O estilo “direto” do filme é também reforçado através da montagem de Felipe Lacerda. No osso, sem efeitos, os cortes dão ritmo próprio ao filme. O espírito observador das imagens captadas por Walter Carvalho é elevado à máxima potência no corte final de Entreatos. Em alguns momentos ’lenta’, com planos muito longos, a montagem nem por isso deixa o filme chato ou arrastado. O importante é perceber como essa já citada característica comum a alguns dos últimos documentários de João Salles, a presença de situações “mortas”, em que nada acontece, se tornam importantes dentro da narrativa fílmica. Fica clara a sensibilidade e sintonia de Walter Carvalho em relação àquilo que era capturado, em clima de guerrilha, por suas lentes. “A câmera seguia o Lula ininterruptamente, muitas fezes sem dar tempo de mudar o filtro, de bater o branco, etc. Tecnicamente, portanto, a fotografia de Entreatos é uma fotografia impura, mas as impurezas e a desconstrução técnica estão a serviço do filme”, disse, em entrevista, o fotógrafo.

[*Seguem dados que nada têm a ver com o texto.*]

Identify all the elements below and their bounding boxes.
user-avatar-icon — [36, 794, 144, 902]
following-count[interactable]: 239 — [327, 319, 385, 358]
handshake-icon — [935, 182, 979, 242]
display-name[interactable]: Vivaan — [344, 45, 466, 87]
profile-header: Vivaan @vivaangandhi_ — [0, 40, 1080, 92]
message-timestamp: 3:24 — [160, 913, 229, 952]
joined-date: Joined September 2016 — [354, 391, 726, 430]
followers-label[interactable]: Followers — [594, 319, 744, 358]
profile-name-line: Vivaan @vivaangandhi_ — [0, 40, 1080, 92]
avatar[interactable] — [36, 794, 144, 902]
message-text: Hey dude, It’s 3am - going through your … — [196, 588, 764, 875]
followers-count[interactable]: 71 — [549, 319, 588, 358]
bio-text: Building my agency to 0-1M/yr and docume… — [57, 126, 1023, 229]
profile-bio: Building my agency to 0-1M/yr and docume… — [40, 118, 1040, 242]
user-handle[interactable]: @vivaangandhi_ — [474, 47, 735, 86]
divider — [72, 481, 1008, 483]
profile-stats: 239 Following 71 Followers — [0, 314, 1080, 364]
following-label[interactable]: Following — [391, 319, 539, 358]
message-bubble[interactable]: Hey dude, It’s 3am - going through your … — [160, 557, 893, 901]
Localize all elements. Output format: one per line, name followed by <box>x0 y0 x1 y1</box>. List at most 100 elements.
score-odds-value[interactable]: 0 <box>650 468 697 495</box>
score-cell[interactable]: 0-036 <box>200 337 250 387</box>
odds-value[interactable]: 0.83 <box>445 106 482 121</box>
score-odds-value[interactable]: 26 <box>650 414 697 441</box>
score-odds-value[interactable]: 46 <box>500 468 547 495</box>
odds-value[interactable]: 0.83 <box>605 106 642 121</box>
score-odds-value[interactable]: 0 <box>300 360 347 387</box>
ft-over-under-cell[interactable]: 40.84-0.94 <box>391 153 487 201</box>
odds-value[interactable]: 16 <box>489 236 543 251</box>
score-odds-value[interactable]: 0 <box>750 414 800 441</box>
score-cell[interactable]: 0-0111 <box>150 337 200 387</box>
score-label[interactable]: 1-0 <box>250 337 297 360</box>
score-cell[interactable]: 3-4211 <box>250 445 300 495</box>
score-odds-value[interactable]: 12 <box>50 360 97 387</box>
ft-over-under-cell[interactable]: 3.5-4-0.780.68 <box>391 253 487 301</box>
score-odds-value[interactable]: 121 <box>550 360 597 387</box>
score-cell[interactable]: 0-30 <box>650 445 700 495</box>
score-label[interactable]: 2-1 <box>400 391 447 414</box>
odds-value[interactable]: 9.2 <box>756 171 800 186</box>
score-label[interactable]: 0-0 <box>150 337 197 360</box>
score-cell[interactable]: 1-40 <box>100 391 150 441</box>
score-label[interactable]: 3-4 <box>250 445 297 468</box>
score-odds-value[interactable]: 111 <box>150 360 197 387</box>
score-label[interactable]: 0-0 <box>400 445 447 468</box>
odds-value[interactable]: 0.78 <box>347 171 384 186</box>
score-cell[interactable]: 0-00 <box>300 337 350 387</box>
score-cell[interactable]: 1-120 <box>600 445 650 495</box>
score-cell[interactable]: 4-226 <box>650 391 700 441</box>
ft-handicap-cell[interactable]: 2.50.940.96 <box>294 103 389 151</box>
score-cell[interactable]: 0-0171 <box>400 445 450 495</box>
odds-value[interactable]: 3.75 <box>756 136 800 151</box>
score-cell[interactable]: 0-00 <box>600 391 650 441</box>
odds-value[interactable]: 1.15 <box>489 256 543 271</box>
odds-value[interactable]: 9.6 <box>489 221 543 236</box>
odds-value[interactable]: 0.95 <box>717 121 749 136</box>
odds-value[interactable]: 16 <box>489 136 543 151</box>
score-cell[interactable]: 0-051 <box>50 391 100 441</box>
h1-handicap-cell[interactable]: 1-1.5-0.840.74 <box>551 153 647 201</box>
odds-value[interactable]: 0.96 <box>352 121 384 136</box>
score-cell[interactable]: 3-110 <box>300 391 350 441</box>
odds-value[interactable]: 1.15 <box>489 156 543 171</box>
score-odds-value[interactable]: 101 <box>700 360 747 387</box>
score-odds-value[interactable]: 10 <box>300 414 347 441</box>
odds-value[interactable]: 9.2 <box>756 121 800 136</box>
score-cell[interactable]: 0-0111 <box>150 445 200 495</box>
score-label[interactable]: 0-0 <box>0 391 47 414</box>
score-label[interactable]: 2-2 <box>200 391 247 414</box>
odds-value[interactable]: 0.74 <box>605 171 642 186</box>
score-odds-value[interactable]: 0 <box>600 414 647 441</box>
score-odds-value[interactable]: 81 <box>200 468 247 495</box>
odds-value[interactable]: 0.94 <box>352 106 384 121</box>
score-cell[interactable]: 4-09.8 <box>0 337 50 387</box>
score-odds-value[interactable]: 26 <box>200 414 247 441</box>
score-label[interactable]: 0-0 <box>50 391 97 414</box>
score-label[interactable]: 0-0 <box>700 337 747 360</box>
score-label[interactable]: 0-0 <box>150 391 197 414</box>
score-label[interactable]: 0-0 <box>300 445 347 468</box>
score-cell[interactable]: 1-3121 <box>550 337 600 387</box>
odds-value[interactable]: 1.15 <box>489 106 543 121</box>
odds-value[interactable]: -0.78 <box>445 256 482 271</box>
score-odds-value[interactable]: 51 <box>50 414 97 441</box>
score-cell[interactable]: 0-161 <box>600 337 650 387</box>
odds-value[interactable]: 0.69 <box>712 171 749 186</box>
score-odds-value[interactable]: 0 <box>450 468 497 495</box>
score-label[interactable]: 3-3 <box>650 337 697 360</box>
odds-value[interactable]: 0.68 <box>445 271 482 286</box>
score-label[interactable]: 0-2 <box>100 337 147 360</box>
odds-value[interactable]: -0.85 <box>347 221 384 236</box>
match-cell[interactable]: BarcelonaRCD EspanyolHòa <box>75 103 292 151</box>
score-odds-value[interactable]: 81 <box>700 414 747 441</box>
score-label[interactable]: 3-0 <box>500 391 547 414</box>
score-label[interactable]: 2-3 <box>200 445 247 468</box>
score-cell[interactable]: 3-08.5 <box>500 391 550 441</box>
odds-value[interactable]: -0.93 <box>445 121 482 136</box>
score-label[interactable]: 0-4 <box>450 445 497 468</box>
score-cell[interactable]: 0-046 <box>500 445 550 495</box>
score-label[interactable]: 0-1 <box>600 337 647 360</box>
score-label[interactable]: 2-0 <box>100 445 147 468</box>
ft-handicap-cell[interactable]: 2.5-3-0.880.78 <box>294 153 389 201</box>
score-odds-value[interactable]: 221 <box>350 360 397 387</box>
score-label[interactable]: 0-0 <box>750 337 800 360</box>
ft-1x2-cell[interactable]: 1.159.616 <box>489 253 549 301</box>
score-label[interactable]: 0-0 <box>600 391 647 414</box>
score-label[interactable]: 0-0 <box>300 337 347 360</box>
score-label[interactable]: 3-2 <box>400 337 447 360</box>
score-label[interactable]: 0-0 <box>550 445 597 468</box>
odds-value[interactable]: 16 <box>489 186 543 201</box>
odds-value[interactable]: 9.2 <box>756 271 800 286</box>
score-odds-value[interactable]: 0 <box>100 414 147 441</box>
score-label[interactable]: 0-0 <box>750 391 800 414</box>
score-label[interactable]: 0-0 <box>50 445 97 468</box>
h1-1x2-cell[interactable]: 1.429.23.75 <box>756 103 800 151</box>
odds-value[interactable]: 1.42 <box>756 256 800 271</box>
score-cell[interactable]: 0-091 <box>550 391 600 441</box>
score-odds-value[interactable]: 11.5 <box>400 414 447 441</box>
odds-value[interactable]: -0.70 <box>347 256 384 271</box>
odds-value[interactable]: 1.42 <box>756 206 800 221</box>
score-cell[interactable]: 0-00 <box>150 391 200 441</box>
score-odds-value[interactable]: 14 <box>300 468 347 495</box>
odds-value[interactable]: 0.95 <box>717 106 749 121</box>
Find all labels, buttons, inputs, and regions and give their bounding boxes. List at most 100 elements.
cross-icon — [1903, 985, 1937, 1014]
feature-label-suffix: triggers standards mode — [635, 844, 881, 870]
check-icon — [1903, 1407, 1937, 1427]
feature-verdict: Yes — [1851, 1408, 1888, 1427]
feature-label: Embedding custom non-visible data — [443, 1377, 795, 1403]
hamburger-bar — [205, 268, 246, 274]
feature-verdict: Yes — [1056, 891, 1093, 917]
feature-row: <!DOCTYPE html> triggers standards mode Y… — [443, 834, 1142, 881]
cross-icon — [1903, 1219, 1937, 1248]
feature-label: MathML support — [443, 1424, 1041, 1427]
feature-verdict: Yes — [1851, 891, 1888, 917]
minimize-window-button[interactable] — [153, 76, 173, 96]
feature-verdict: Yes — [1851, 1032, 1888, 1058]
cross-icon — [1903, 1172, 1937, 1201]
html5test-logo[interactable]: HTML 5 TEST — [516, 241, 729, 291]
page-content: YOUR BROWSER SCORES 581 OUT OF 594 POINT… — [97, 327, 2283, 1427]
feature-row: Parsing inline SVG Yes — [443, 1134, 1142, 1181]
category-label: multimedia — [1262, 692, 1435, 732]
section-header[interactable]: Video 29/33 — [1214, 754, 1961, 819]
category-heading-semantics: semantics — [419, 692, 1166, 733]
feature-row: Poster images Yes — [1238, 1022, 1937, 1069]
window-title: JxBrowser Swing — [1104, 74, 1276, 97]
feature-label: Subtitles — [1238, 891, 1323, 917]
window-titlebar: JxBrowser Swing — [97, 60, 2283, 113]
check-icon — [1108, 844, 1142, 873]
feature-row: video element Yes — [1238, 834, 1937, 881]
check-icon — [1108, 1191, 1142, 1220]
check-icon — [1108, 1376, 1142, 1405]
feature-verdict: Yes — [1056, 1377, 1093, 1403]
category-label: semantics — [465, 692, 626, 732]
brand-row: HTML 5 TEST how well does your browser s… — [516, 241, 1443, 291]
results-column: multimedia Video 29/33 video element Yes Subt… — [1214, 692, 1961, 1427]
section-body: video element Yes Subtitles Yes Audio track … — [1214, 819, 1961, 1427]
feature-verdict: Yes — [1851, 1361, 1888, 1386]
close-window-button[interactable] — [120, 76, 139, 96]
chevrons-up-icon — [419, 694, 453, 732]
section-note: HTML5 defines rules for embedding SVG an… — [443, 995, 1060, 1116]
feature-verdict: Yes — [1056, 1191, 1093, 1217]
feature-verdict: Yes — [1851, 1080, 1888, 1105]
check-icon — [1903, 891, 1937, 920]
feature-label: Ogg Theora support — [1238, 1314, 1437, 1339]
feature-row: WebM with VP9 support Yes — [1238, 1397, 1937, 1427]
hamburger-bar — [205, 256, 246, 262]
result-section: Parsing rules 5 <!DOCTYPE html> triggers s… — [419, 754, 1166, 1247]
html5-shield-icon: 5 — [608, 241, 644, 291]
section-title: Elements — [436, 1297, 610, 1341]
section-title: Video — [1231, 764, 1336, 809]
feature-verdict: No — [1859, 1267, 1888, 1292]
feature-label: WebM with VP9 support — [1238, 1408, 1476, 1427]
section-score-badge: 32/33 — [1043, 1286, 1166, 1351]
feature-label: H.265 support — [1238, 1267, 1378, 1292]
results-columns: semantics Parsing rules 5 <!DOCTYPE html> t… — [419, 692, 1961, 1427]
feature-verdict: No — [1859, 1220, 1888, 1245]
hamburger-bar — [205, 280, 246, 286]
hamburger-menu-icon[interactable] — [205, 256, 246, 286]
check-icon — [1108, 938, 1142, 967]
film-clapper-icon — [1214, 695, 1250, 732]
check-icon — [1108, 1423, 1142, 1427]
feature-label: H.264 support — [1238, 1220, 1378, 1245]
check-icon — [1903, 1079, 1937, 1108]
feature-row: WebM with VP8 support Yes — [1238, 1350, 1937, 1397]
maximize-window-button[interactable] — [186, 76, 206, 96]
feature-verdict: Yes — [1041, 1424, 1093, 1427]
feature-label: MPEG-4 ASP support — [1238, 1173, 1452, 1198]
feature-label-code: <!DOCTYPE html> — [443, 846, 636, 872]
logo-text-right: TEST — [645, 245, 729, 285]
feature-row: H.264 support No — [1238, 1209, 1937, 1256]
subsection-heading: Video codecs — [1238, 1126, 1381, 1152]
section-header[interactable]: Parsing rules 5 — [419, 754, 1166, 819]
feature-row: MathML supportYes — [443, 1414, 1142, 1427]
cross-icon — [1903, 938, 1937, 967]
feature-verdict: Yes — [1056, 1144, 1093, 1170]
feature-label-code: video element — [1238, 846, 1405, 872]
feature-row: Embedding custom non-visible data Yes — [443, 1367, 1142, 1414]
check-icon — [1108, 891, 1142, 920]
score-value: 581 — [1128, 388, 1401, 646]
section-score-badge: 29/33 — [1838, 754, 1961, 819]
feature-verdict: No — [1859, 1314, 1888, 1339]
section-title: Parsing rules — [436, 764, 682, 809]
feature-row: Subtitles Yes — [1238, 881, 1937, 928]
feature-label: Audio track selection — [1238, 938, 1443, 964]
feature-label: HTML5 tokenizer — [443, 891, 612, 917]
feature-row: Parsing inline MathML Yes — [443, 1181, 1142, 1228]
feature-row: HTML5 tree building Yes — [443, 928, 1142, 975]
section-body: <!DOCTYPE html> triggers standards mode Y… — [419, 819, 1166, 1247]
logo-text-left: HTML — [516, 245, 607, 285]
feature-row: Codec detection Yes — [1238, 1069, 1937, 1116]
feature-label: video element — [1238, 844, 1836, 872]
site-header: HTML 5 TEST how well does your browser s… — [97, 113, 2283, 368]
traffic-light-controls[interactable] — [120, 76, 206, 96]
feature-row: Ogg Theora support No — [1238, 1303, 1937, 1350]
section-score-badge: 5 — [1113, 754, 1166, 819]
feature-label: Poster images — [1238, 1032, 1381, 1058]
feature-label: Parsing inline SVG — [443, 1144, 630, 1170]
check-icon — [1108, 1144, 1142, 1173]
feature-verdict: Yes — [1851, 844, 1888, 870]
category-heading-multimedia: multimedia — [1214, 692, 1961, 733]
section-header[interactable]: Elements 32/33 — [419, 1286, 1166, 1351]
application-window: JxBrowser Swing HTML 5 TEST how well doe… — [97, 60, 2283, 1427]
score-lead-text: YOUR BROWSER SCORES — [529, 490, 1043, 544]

Por tudo isso, Entreatos, ao mesmo tempo em que se aproxima do cinema direto de Drew, ganha uma dimensão maior ao usar, em sua montagem final, “ruídos” como a entrevista do carona no avião da equipe de filmagem, ou o momento de tensão com José Dirceu na reunião preparatória para o debate do primeiro turno das eleições de 2002. Ao contrário do que pensou João Salles, o incidente com Dirceu não significou o fim das gravações e no resto do filme a equipe pôde estar, aparentemente, em todos os lugares em que desejava. Quando não foram autorizados, como no dia do resultado do segundo turno, a câmera foi feita por terceiros. Foi Mariana, filha do então deputado federal Aloizio Mercadante, quem filmou os instantes que precederam a confirmação de que Lula era o novo presidente do Brasil. Já com Walter Carvalho na câmera, a cena final de “Entreatos” é um resumo do filme em todos os seus aspectos. O plano-sequência começa com Lula e um grupo de pessoas entrando no elevador do hotel. Walter hesita e, quando a porta está quase fechando, é chamado para dentro. O elevador desce até o andar térreo e todos saem. Lula se dirige ao saguão do hotel. A câmera o segue de perto quando é engolido por um mar de repórteres, microfones e equipes de TV. Depois de filmar a luta de Lula para se livrar da turba, Walter lentamente se afasta e o presidente eleito desaparece no meio dos jornalistas e o filme termina em um lento fade out da imagem. Tensão, guerrilha, momentos vazios e de extrema sensibilidade, juntos, num mesmo plano. Entreatos é isso.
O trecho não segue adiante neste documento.